= Washington state court system =

Judicial system in Washington State, USA

In Washington, there are several state courts. Judges are elected and serve four-year or six-year terms. Most judges first come to office when the governor of Washington appoints them after a vacancy is created – either by the death, resignation, retirement, or removal of a sitting judge, or when a new seat on the bench is created by the Washington State Legislature

== Courts ==
The Washington state court system is made up of four court levels. The highest court is the Washington state Supreme Court, followed by the Court of Appeals, the Superior Courts, and the Courts of Limited Jurisdiction.

Most cases, both criminal and civil, begin at the district, municipal, or superior levels first. Misdemeanor cases and smaller civil disputes start in district or municipal courts, while felonies and larger civil cases are handled by the superior courts. When a case is appealed, it then moves to the Court of Appeals, which must accept all cases with no exceptions. The Washington Supreme Court reviews cases at its own discretion, except for capital punishment cases which receive automatic review.

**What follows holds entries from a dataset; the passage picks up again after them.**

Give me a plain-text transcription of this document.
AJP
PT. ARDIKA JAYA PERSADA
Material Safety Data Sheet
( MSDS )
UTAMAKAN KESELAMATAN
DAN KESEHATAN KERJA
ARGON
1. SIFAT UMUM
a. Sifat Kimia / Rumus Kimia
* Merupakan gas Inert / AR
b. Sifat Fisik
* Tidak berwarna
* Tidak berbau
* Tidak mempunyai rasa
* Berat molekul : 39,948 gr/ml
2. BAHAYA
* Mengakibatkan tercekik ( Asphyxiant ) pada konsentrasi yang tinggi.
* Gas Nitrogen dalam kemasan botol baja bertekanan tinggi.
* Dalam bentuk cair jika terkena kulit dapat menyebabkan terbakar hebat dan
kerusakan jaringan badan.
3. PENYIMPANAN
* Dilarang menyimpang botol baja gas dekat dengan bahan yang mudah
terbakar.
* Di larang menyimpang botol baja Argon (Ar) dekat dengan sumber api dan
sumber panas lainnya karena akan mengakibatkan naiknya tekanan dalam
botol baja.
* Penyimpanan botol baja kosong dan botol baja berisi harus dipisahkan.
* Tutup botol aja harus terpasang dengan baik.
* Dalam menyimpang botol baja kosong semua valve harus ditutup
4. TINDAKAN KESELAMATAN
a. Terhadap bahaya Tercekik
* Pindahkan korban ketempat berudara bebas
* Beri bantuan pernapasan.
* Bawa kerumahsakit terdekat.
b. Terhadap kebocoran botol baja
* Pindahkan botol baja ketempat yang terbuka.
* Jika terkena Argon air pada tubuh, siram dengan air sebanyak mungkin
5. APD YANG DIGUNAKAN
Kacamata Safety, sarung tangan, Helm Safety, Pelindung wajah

The structure of today’s Washington state court system developed over time. When the state constitution was first approved on October 1 of 1889, it formed a Supreme Court with five justices, each elected by Washington voters. In 1907, the state changed its elections to nonpartisan, and in 1909, the Supreme Court increased its number of justices to nine, which is still in effect today. The Court of Appeals was later created in 1969 as an intermediate appellate court.

=== Supreme Court ===

The Washington state Supreme Court is the highest level court and oversees the entire state judiciary. As the court of last resort, they are responsible for reviewing decisions made by the lower courts and receive over 1,000 requests for review per year. The Court has discretionary jurisdiction, meaning it only accepts a fraction of these requests, often prioritizing cases that involve conflicting appellate decisions, major constitutional questions, or issues of broad public importance.

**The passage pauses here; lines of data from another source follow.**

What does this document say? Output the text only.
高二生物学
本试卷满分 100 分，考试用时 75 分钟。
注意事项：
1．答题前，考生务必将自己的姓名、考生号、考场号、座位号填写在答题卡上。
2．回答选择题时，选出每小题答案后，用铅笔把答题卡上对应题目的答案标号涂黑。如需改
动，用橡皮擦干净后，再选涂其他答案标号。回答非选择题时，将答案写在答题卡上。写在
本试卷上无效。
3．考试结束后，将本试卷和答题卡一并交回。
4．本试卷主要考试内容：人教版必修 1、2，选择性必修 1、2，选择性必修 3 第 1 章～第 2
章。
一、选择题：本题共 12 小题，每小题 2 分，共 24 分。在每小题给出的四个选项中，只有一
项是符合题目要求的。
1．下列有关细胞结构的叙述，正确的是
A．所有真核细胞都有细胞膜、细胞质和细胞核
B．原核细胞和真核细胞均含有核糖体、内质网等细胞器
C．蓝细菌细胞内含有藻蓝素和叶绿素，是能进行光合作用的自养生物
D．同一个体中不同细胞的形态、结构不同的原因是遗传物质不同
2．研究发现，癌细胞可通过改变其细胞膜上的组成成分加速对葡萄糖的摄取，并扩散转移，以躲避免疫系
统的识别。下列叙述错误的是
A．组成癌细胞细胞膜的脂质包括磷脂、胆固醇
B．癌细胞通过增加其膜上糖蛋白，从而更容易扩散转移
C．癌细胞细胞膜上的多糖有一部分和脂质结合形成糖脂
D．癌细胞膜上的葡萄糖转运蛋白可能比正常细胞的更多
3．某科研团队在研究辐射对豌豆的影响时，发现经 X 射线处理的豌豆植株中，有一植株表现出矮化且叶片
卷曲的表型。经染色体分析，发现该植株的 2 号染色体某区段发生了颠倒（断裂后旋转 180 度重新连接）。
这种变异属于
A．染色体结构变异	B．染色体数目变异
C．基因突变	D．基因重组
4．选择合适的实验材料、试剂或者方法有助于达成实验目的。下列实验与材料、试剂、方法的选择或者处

The Supreme Court hears about 45 cases during each four-month session, and publish close to 150 decisions each year. The justices split responsibility for writing the Court’s opinions, and at least five of the nine must agree before a ruling is made.

The nine justices of the Supreme Court serve a 6-year term through statewide, nonpartisan elections, meaning there are no justices affiliated with a political party. The terms are staggered so that three justices are elected every two years. To qualify, candidates must have been licensed attorneys in the state of Washington for at least five years, and under the age of 75. If vacancies occur, they’re filled by the Washington's Governor and are then up for election at the state’s next general election. The Chief Justice is the head of the court and is elected internally by the Supreme Court, who serves a term of 4 years.

=== Court of Appeals ===

The Washington Court of Appeals has three divisions, based in Tacoma, Seattle, and Spokane. This court considers appeals in civil and criminal cases that are appealed from Superior Courts.

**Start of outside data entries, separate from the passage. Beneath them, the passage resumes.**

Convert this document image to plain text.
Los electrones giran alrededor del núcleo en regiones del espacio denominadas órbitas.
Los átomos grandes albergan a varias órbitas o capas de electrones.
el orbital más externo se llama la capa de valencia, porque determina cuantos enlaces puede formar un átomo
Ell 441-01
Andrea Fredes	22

An appeal to the Court of Appeals is a matter of right - unlike the Washington Supreme Court, which has discretionary jurisdiction, the State Court of Appeals has mandatory jurisdiction – it must hear all civil and criminal appeals that are filed with the court. Court of Appeals judges are elected and serve six-year terms.

=== Superior Court ===
Washington has 39 Superior Courts, one in each of Washington's 39 counties. Superior Courts are the trial courts of general jurisdiction in Washington. A Superior Court may consider all civil and criminal matters occurring within a county's boundary. The Superior Court also has exclusive jurisdiction over civil matters in which the amount in controversy is more than $75,000, felony cases, estate and probate matters, family law cases (including divorces and child custody hearings), and juvenile proceedings. They act as a court of appeal for cases from the District and Municipal Courts. Superior Court judges are elected and serve four-year terms.

=== Courts of Limited Jurisdiction ===

==== District Courts ====
Each of Washington's 39 counties also has a state District Court. These are courts of limited jurisdiction that hear traffic infractions, criminal traffic citations, misdemeanors and gross misdemeanors, civil cases with an amount in controversy less than $100,000, and small claims suits. The District Court conducts trials and other attendant hearings. District Court judges are elected and serve four-year terms.

==== Municipal Courts ====
Washington's cities may establish Municipal Courts (e.g., Seattle Municipal Court). Municipal Courts are courts of limited jurisdiction like state District Courts, but Municipal Courts may not hear civil lawsuits. A Municipal Court may only consider and has exclusive jurisdiction over non-criminal traffic citations, as well as misdemeanor and gross misdemeanor crimes that occur within a city's boundary. Municipal Courts conduct trials and other attendant hearings. Municipal Court judges are elected or appointed by mayors or city councils and serve four-year terms.